The glinn nodded. “A female, I believe you said. A human-looking female.”
“Yes, Glinn,” came Merant’s response.
The glinn wasn’t pleased. He wasn’t pleased at all.
After all, he had known about the human’s rendezvous for some time. The army of spies the Cardassians maintained on the Zartani homeworld had seen to that.
In fact, they had been keeping tabs on Demmix ever since his family was killed by the Ubarrak, in the hope that the combination of the Zartani’s wealth and his despair would spur him to do something interesting.
And eventually, it had.
It had spurred him to steal Ubarrak tactical data. And it had spurred him to give that information to the Federation, on the condition that he be granted asylum.
The Cardassians knew all that, and a lot more. They knew that Demmix was to meet his old acquaintance, Jean-Luc Picard, and that their meeting was to take place in the traders’ maze known as Oblivion.
They even knew what Picard looked like. The Cardassian government had had the foresight to maintain a rather extensive file on Starfleet’s commanding officers—including the likeness of every one whose image had ever appeared on the viewscreen of a Cardassian vessel.
The only thing they didn’t know was that Demmix would have his appearance altered. It was the glinn who finally came to that conclusion, after several Zartani had arrived in Oblivion in the weeks prior to the rendezvous and none of them had matched Demmix’s description.
Unfortunately, the glinn hadn’t had the luxury of waiting until the rendezvous took place and then seizing both Picard and Demmix.

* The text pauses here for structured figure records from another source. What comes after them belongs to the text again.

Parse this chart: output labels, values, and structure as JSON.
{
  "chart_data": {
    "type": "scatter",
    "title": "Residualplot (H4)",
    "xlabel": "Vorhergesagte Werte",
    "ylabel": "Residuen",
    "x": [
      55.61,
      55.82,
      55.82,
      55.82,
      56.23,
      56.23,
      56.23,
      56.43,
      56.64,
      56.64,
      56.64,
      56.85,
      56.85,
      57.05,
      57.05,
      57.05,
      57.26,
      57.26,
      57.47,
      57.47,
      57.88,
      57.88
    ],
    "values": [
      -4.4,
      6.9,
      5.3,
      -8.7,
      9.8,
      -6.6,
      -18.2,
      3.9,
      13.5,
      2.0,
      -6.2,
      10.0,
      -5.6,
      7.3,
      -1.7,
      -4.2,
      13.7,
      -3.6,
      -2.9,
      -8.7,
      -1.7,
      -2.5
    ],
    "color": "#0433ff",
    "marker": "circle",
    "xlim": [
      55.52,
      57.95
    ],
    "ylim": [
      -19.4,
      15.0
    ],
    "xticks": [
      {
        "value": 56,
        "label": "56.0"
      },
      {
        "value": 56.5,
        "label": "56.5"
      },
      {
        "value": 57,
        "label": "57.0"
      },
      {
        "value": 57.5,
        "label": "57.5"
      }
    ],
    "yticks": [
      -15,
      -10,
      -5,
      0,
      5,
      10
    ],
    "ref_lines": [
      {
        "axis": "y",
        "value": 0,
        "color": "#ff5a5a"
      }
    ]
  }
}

If he had tried that, the two of them might have given him the slip somehow, or invoked the aid of the city’s security force. And then the Cardassians would have come away empty-handed.
So he had taken a more proactive approach to the matter—by secreting a bomb in the plaza, and putting a simple plan into motion. When his operatives saw Picard and a Zartani approaching each other at the agreed-upon place and time, they were supposed to detonate the explosive.
If all went well, Picard would perish in the blast. The glinn’s operatives would seize Demmix—and his secrets—in the confusion that was sure to follow.
The glinn had even had a backup plan in place. It involved a hired Yridian “witness,” who would accuse the human of detonating the bomb in case he survived the blast.